In questi casi è essenziale valutare se le educatrici presenti siano in qualche modo venute meno al loro compito di vigilanza e custodia dei bambini affidati loro. Obbligo imposto dalla legge, la cui violazione potrebbe produrre conseguenze anche molto gravi: dalla responsabilità civile per i danni eventualmente riportati dai minori sino alla più grave responsabilità penale in caso di morte. L’imputazione potrebbe essere quella di omicidio colposo.

Va infatti ricordato che tale reato, previsto e punito con la reclusione da sei mesi a cinque anni dall’art. 589 c.p., si può configurare anche nella forma omissiva, ossia in tutte quelle ipotesi in cui sarebbe stato doveroso intervenire e, in ragione del mancato intervento, si è determinato l’evento morte.

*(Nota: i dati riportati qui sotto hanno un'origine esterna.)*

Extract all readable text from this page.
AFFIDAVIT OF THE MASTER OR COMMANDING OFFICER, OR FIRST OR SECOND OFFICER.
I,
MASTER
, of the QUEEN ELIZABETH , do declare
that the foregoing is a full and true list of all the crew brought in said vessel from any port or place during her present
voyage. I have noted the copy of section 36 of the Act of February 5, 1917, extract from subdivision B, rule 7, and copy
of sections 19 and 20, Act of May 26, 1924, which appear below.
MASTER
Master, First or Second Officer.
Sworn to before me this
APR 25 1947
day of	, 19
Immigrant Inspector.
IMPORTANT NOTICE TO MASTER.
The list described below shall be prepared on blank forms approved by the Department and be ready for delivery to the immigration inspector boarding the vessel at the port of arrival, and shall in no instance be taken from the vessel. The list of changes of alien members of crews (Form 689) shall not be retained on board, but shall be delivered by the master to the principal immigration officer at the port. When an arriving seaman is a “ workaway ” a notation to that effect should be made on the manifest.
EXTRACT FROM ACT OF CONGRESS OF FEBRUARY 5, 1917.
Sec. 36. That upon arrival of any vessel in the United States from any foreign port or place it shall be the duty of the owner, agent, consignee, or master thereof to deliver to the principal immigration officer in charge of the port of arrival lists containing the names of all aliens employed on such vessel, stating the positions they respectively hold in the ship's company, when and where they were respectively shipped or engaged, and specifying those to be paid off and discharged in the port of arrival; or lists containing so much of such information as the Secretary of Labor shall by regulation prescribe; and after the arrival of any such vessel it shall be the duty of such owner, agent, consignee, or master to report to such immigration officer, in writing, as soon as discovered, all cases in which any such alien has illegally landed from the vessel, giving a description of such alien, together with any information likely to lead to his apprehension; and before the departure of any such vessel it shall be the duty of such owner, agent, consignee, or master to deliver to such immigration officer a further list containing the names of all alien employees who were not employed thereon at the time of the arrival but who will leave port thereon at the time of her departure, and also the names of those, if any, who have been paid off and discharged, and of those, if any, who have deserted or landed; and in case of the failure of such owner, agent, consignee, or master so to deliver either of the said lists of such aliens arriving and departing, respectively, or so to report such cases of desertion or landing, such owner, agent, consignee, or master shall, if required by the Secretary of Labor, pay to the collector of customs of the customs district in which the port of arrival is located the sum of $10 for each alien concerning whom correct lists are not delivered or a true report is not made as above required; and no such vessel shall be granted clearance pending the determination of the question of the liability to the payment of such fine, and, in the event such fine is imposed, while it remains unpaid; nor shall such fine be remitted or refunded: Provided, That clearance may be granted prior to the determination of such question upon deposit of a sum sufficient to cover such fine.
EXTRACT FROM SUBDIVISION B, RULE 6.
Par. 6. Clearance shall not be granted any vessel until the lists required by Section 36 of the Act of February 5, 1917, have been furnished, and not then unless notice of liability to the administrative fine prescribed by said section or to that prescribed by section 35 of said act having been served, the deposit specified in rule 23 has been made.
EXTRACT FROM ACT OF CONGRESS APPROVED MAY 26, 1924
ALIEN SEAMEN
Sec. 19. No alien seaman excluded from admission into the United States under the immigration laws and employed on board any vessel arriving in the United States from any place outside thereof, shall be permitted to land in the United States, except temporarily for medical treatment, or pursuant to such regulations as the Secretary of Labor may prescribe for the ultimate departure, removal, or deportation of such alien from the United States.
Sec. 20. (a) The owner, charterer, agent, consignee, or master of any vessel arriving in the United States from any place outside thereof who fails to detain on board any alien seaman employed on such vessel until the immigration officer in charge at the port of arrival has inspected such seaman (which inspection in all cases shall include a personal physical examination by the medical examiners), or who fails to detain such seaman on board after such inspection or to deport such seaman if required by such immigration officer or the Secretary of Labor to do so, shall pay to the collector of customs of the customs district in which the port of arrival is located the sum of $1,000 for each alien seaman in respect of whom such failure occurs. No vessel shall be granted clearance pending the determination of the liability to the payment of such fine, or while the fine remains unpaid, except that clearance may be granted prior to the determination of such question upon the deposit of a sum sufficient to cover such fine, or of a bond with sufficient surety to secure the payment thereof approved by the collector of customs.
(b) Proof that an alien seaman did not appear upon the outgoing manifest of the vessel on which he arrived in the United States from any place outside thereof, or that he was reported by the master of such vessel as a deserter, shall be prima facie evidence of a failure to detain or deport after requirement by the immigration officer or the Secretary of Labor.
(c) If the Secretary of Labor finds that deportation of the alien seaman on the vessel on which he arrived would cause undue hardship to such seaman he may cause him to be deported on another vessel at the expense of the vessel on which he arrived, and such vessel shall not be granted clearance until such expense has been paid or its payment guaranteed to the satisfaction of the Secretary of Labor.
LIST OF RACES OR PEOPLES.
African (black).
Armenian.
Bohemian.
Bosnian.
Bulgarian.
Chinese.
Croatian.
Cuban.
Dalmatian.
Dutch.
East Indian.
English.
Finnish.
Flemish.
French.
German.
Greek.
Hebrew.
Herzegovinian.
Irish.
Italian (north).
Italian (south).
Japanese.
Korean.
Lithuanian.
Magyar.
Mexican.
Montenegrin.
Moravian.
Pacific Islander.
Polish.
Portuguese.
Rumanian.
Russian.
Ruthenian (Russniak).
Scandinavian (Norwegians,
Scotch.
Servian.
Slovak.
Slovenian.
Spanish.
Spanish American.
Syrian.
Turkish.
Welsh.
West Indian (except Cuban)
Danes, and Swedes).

Le responsabilità di chi ha la custodia di minori

Più in generale invero i reati omissivi, che si consumano con una condotta di astensione e non con un’azione, sussistono ogniqualvolta la legge attribuisca ad un soggetto una posizione di garanzia, posizione frustrata e inosservata dal mancato doveroso intervento.

Questo è quello che accade agli educatori, alle maestre e più in generale ai soggetti a cui sui stata affidata la cura di persone minori, che non hanno la possibilità di gestione autonoma e di provvedere a sé stessi.

Sempre secondo un’analisi ad ampio raggio, va anche detto che può sussistere in capo a tali soggetti anche una responsabilità civile per culpa in vigilando. L’art. 2048 c.c. statuisce che il padre e la madre, o il tutore sono responsabili del danno cagionato dal fatto illecito dei figli minori non emancipati o delle persone soggette alla tutela, che abitano con essi; i precettori e coloro che insegnano un mestiere o un’arte sono responsabili del danno cagionato dal fatto illecito dei loro allievi nel tempo in cui sono sotto la loro vigilanza.

A tale responsabilità per i danni causati dalle persone su cui si vigila, si aggiunge la responsabilità per i danni invece riportati dai soggetti su cui si sta vigilando. In tal caso la responsabilità potrà essere individuata nella più ampia formula della responsabilità extracontrattuale di cui all’art. 2043 c.c., secondo cui qualunque fatto doloso o colposo, che cagiona ad altri un danno ingiusto, obbliga colui che l’ha commesso a risarcire il danno.

In altri termini, se si provasse che la morte di un bimbo sia stata causata da un comportamento negligente della maestra, quest’ultima, oltre ad essere incriminata per omicidio colposo, potrebbe essere chiamata a rispondere, insieme alla struttura per cui lavora, anche sotto il profilo civilistico, con conseguente riconoscimento dell’obbligo di ristorare i nocumenti arrecati.

Nel caso di specie, tuttavia, gli inquirenti all’esito delle investigazioni non ritenevano di formulare alcuna accusa, aderendo all’ipotesi di morte naturale del bimbo.

Accettare la cruda realtà che non sempre ci sono colpevoli

Quando accadono episodi di siffatta natura il bisogno dei genitori è normalmente quello di trovare delle risposte; a volte forse, oltre alle risposte è possibile che cerchino anche dei colpevoli, qualcuno su cui riversare tutta la propria rabbia per accadimenti tanto assurdi.

Eppure non sempre c’è un colpevole da mettere alla gogna. Nonostante tali episodi di cronaca generino la corsa all’impiccagione, a volte ci si deve arrendere all’evidenza: può accadere anche ciò che non vorremmo mai, ma non per questo si deve confondere tale aspetto con responsabilità giuridiche insussistenti.